Considerações Gerais
«(…) Os ciganos do Alemtejo,
segundo os dados precedentes e os que me communicou o sr. Pires, fallam o português,
o hispanhol, e esse fallar a que elles chamam rumaño, romanó ou ainda romano, de que pode fazer-se ideia pelos
textos e vocabulário acima impressos. Como se vê, o rumanho não é mais
do que o hispanhol influenciado pelo português e semeado de palavras particulares,
a maior parte das quaes se encontram também no gitano ou linguagem dos ciganos de
Hispanha. Noutros paizes da Europa os tsiganos fallam verdadeiros dialectos
ou antes sub-dialectos particulares aparentados com os dialectos neo-hindus, saidos
da mesma base popular de que o sanskrito se elevou á categoria de lingua
litteraria. Esses dialectos tsiganos apresentam algumas peculiaridades
phoneticas archaicas que os approximam especialmente de linguas ainda pouco conhecidas
do noroeste da Índia, do Kafiristão e do Dardistão.
Miklosich enumera treze
dialectos ou fallas tsiganas na Europa: grego, na Turquia da Europa; rumeno,
na Rumenia, Siebenbürgen, Bucovina, Serbia e Rússia ; húngaro, na Hungria e Sirmia;
bohemio, na Bohemia e Moravia; allemão, na Allemanha; polaco, na Polónia e Lituânia;
russo, na Rússia septentrional; finno, na Finlândia; escandinavo, italiano, basco,
inglez e hispanhol. Miklosich não teve conhecimento do importante dialecto tsigano
do paiz de Galles (tsigano welsh), o qual, nesse meio de língua céltica,
conserva muitas particularidades perdidas noutros seus co-irmãos.
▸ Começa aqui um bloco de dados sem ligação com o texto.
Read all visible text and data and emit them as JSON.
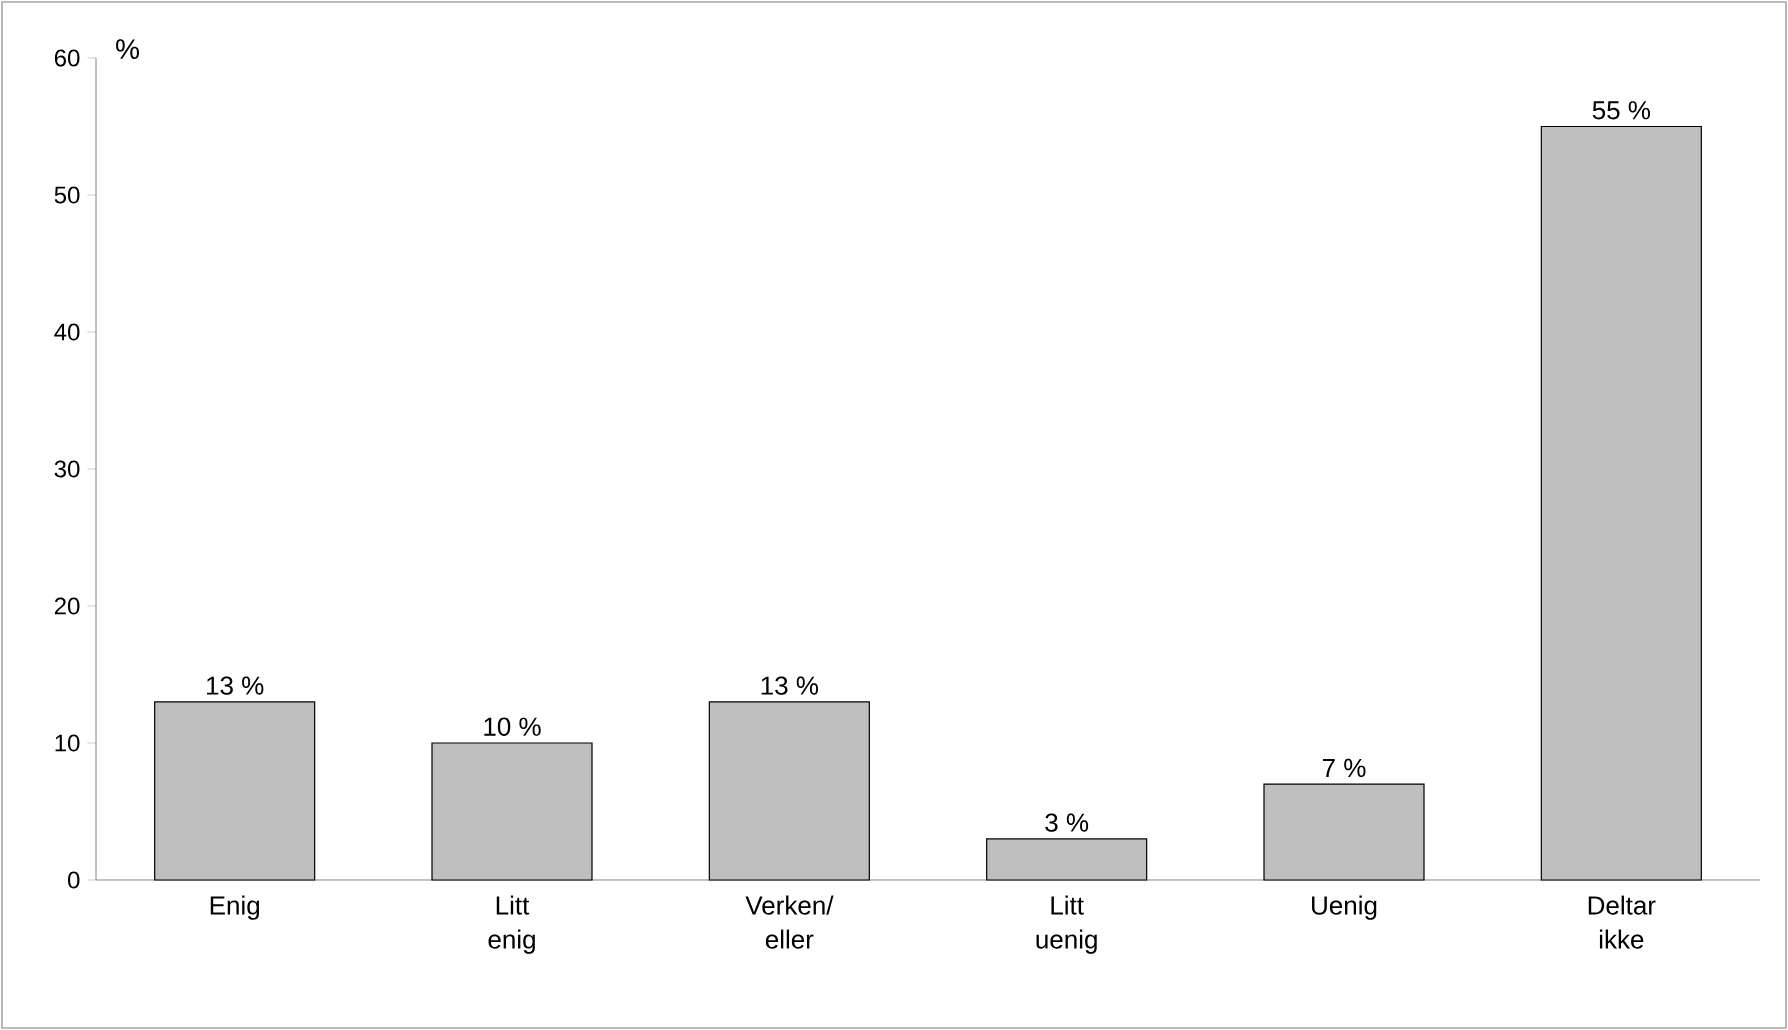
{
  "chart_data": {
    "type": "bar",
    "ylabel": "%",
    "categories": [
      "Enig",
      "Litt enig",
      "Verken/ eller",
      "Litt uenig",
      "Uenig",
      "Deltar ikke"
    ],
    "values": [
      13,
      10,
      13,
      3,
      7,
      55
    ],
    "value_labels": [
      "13 %",
      "10 %",
      "13 %",
      "3 %",
      "7 %",
      "55 %"
    ],
    "color": "#bfbfbf",
    "ylim": [
      0,
      60
    ],
    "yticks": [
      0,
      10,
      20,
      30,
      40,
      50,
      60
    ]
  }
}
O gitano conserva ainda partículas,
pronomes, numeraes, a moção, certos processos de derivação e outras formas grammaticaes
da lingua tsigana, representada por os mencionados dialectos ou sub-dialectos
extra-hispanicos; mas doutro lado perdeu quasi por completo a antiga declinação,
adoptou a conjugação hispanhola em ar,
conservando algumas formas tsiganas do verbo sinar ser (sis, sisle,
sin sou, es, é). Alguns numeraes gitanos
mostram já influencia das formas hispanholas (jobenta sessenta, otorenta
oitenta, junto de otordé; comp. ostardí quarenta, panchardi cincoenta, esterdí
setenta). Ao lado de amaró, nosso, de
origem tsigana, apresenta o gitano nonrió
derivado do hisp. no(s).
O rumanho, a julgar pelos documentos que publico, perdeu quasi todas as
particulas e pronomes (vid. no vocabulário apalé,
amangue, mangue, mindai, se), e outras formas grammaticaes que ainda
conserva o gitano; representa pois um estádio mais adeantado na ruina da lingua
tsigana primitiva que o gitano, e offerece por esse lado interesse particular
para o estudo de um dos processos de substituição da lingua de um povo por outra.
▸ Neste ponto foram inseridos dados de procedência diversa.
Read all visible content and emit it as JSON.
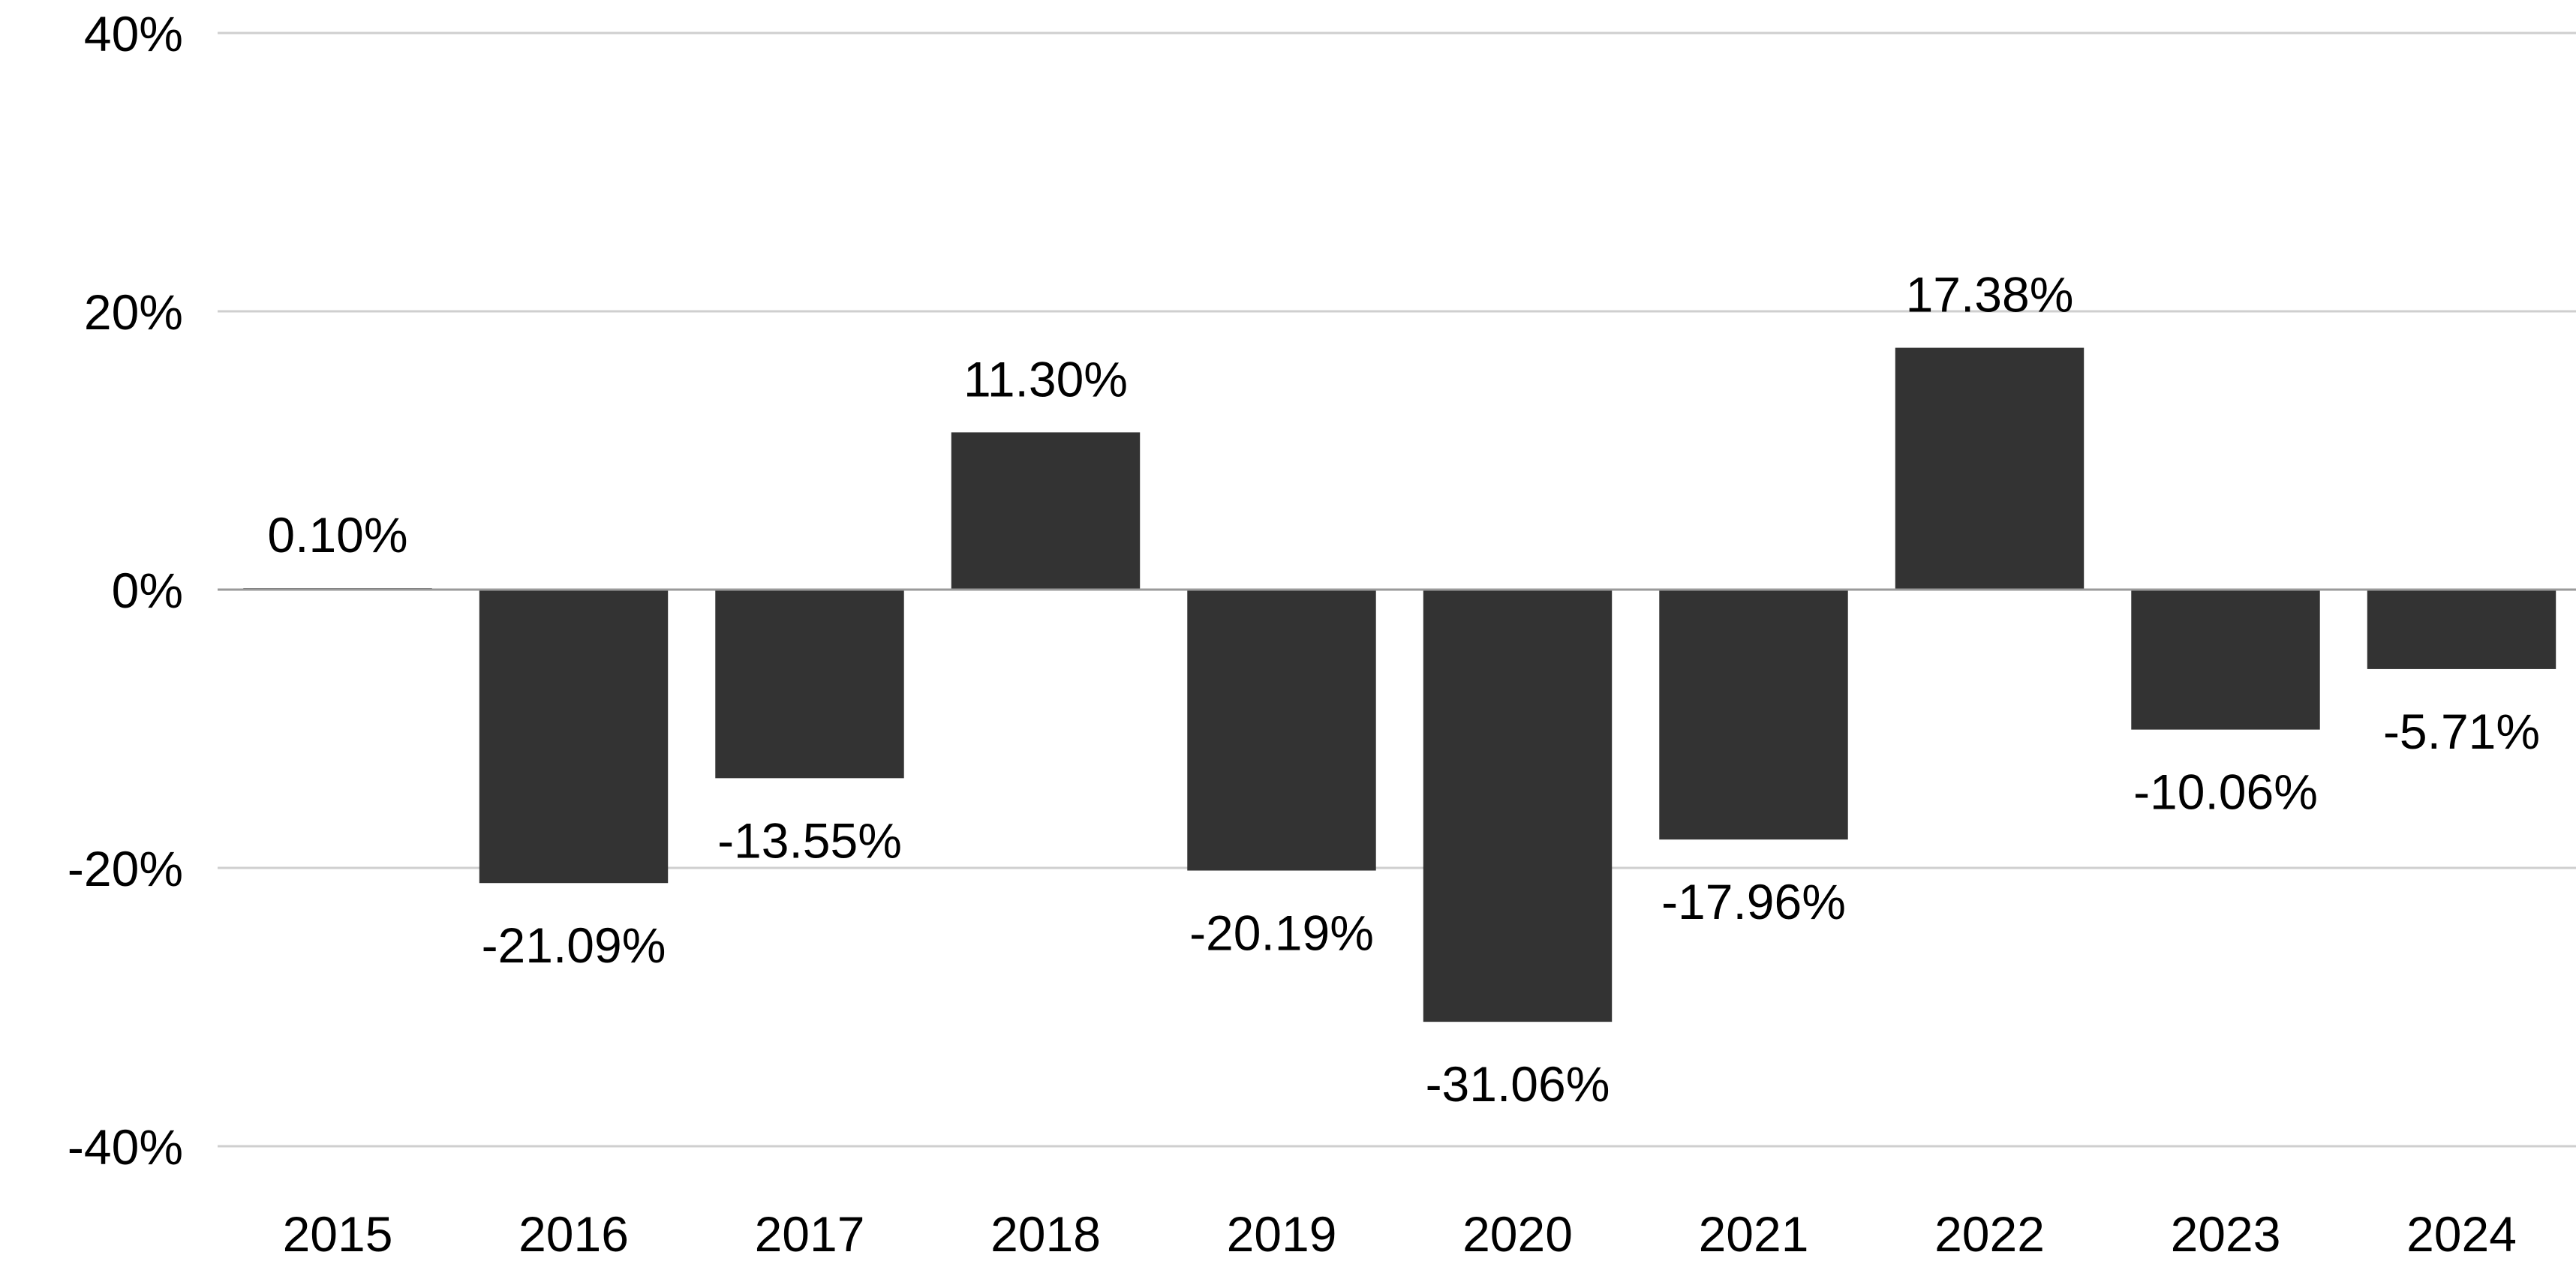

Nos dialectos tsiganos europeus extra-hispanicos conserva-se em geral a base indica
primitiva do vocabulário e da grammatica; no gitano os elementos tsiganos da grammatica
reduzem-se consideravelmente, perdendo-se quasi por completo a antiga declinação
e conjugação, apenas representada por ténues vestígios; no rumanho os vestigios
tsiganos reduzem-se quasi unicamente a vocábulos feitos e alguns processos de derivação:
o hispanhol e ainda o português occupam o logar abandonado pela grammatica tsigana.
Assim por misturas successivas o elemento românico foi eliminando o tsigano. Se
tivessemos documentos da linguagem dos gitanos provenientes dos séculos XVI e XVII,
ainda mais de perto poderíamos seguir esse processo, que, como mostrarei noutra
parte, está longe de ser o único pelo qual um povo perde a sua própria lingua para
adoptar a alheia». In Adolpho Coelho, Os Ciganos de Portugal, Com um Estudo sobre o Calão,
Sociedade de Geografia de Lisboa, Congresso Internacional dos Orientalistas,
SSGL, Imprensa Nacional, Lisboa, 1892.